Kinoshita Takao, Suzuki Manzo, Shimada Yoichi, Ogawa Ryo
Department of Anesthesiology, Nippon Medical School Second Hospital, 1-396 Kosugi-cho, Nakahara-ku, Kawasaki, Kanagawa 211-8533, Japan.
J Nippon Med Sch. 2004 Apr;71(2):92-8. doi: 10.1272/jnms.71.92.
Mild hypothermia is a common complication during spinal anesthesia and may induce a serious adverse outcome. We investigated the effect of low-dose ketamine infusion on the core temperature during spinal anesthesia sedated by propofol infusion. Twenty patients who were scheduled to undergo spinal anesthesia were assigned to one of two groups: after intrathecal injection of bupivacaine, patients who received infusion of ketamine (0.3 mg/kg/hr) and propofol (initial rate of 10 mg/kg/hr) (KP group), and patients who received infusion of placebo (saline) and propofol (initial rate of 10 mg/kg/hr) (P group). The rate of propofol administration was reduced as much as possible while maintaining sedation with an OAA/S score of 3 or below. The core temperature, forearm temperature, and fingertip temperature were recorded before spinal anesthesia, and just before (baseline) and 15, 30, 45, and 60 minutes after the start of propofol administration.

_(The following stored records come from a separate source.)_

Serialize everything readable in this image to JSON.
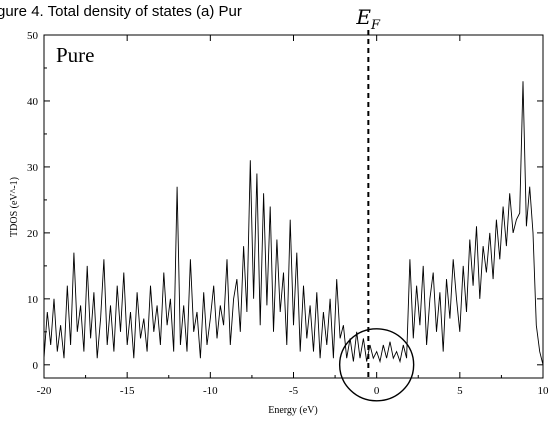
{
  "caption_fragment": "gure 4. Total density of states (a) Pur",
  "chart_data": {
    "type": "line",
    "panel_label": "Pure",
    "xlabel": "Energy (eV)",
    "ylabel": "TDOS (eV^-1)",
    "xlim": [
      -20,
      10
    ],
    "ylim": [
      -2,
      50
    ],
    "xticks": [
      "-20",
      "-15",
      "-10",
      "-5",
      "0",
      "5",
      "10"
    ],
    "yticks": [
      "0",
      "10",
      "20",
      "30",
      "40",
      "50"
    ],
    "xtick_values": [
      -20,
      -15,
      -10,
      -5,
      0,
      5,
      10
    ],
    "ytick_values": [
      0,
      10,
      20,
      30,
      40,
      50
    ],
    "grid": false,
    "legend": "none",
    "fermi_level": {
      "label": "E",
      "subscript": "F",
      "x": -0.5,
      "style": "dashed"
    },
    "annotation": {
      "shape": "ellipse",
      "center_x": 0.0,
      "center_y": 0.0,
      "note": "circled region near the Fermi level"
    },
    "series": [
      {
        "x": [
          -20,
          -19.8,
          -19.6,
          -19.4,
          -19.2,
          -19,
          -18.8,
          -18.6,
          -18.4,
          -18.2,
          -18,
          -17.8,
          -17.6,
          -17.4,
          -17.2,
          -17,
          -16.8,
          -16.6,
          -16.4,
          -16.2,
          -16,
          -15.8,
          -15.6,
          -15.4,
          -15.2,
          -15,
          -14.8,
          -14.6,
          -14.4,
          -14.2,
          -14,
          -13.8,
          -13.6,
          -13.4,
          -13.2,
          -13,
          -12.8,
          -12.6,
          -12.4,
          -12.2,
          -12,
          -11.8,
          -11.6,
          -11.4,
          -11.2,
          -11,
          -10.8,
          -10.6,
          -10.4,
          -10.2,
          -10,
          -9.8,
          -9.6,
          -9.4,
          -9.2,
          -9,
          -8.8,
          -8.6,
          -8.4,
          -8.2,
          -8,
          -7.8,
          -7.6,
          -7.4,
          -7.2,
          -7,
          -6.8,
          -6.6,
          -6.4,
          -6.2,
          -6,
          -5.8,
          -5.6,
          -5.4,
          -5.2,
          -5,
          -4.8,
          -4.6,
          -4.4,
          -4.2,
          -4,
          -3.8,
          -3.6,
          -3.4,
          -3.2,
          -3,
          -2.8,
          -2.6,
          -2.4,
          -2.2,
          -2,
          -1.8,
          -1.6,
          -1.4,
          -1.2,
          -1,
          -0.8,
          -0.6,
          -0.4,
          -0.2,
          0,
          0.2,
          0.4,
          0.6,
          0.8,
          1,
          1.2,
          1.4,
          1.6,
          1.8,
          2,
          2.2,
          2.4,
          2.6,
          2.8,
          3,
          3.2,
          3.4,
          3.6,
          3.8,
          4,
          4.2,
          4.4,
          4.6,
          4.8,
          5,
          5.2,
          5.4,
          5.6,
          5.8,
          6,
          6.2,
          6.4,
          6.6,
          6.8,
          7,
          7.2,
          7.4,
          7.6,
          7.8,
          8,
          8.2,
          8.4,
          8.6,
          8.8,
          9,
          9.2,
          9.4,
          9.6,
          9.8,
          10
        ],
        "y": [
          1,
          8,
          3,
          10,
          2,
          6,
          1,
          12,
          3,
          17,
          5,
          9,
          2,
          15,
          4,
          11,
          1,
          7,
          16,
          3,
          9,
          2,
          12,
          5,
          14,
          3,
          8,
          1,
          11,
          4,
          7,
          2,
          12,
          5,
          9,
          3,
          14,
          6,
          10,
          2,
          27,
          3,
          9,
          2,
          16,
          5,
          8,
          1,
          11,
          3,
          7,
          12,
          4,
          9,
          6,
          16,
          3,
          10,
          13,
          5,
          18,
          8,
          31,
          10,
          29,
          6,
          26,
          9,
          24,
          5,
          19,
          8,
          14,
          3,
          22,
          6,
          17,
          2,
          12,
          4,
          9,
          2,
          11,
          1,
          8,
          3,
          10,
          1,
          13,
          4,
          6,
          1,
          4,
          0.5,
          5,
          1,
          4,
          0.5,
          3,
          1,
          2,
          0.5,
          3,
          1,
          3.5,
          1,
          2,
          0.5,
          3,
          1,
          16,
          4,
          12,
          6,
          15,
          3,
          10,
          14,
          5,
          11,
          2,
          13,
          7,
          16,
          10,
          5,
          15,
          8,
          19,
          12,
          21,
          10,
          18,
          14,
          20,
          13,
          22,
          16,
          24,
          18,
          26,
          20,
          22,
          23,
          43,
          21,
          27,
          20,
          6,
          2,
          0
        ]
      }
    ]
  }
}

The core temperature, reduction in core temperature from baseline (delta CT), and forearm-fingertip temperature gradient were compared between the two groups. In the P group, the core temperature linearly decreased over time. The core temperature at 30, 45, and 60 minutes was significantly higher in the KP group than in the P group (36.3 +/- 0.2 and 35.9 +/- 0.3, at 60 minutes, mean +/- SD, p < 0.05). The delta CT at 15, 30, 45, and 60 minutes was significantly smaller in the KP group than in the P group. There were no significant differences in the forearm-fingertip temperature gradient between the two groups over the study period. In conclusion, low-dose ketamine administration may confer thermoprotection during spinal anesthesia sedated by propofol.
轻度体温过低是脊髓麻醉期间的常见并发症,可能会导致严重不良后果。我们研究了小剂量氯胺酮输注对丙泊酚输注镇静下脊髓麻醉期间核心体温的影响。将20例计划接受脊髓麻醉的患者分为两组:鞘内注射布比卡因后,接受氯胺酮(0.3mg/kg/小时)和丙泊酚(初始速率10mg/kg/小时)输注的患者(KP组),以及接受安慰剂(生理盐水)和丙泊酚(初始速率10mg/kg/小时)输注的患者(P组)。在维持OAA/S评分3分或更低的镇静状态下,尽可能降低丙泊酚给药速率。记录脊髓麻醉前、丙泊酚给药开始前(基线)以及给药后15、30、45和60分钟时的核心体温、前臂温度和指尖温度。比较两组之间的核心体温、核心体温相对于基线的降低幅度(ΔCT)以及前臂-指尖温度梯度。在P组中,核心体温随时间呈线性下降。KP组在30、45和60分钟时的核心体温显著高于P组(60分钟时分别为36.3±0.2和35.9±0.3,均值±标准差,p<0.05)。KP组在15、30、45和60分钟时的ΔCT显著小于P组。在研究期间,两组之间的前臂-指尖温度梯度无显著差异。总之,小剂量氯胺酮给药可能在丙泊酚镇静的脊髓麻醉期间提供体温保护。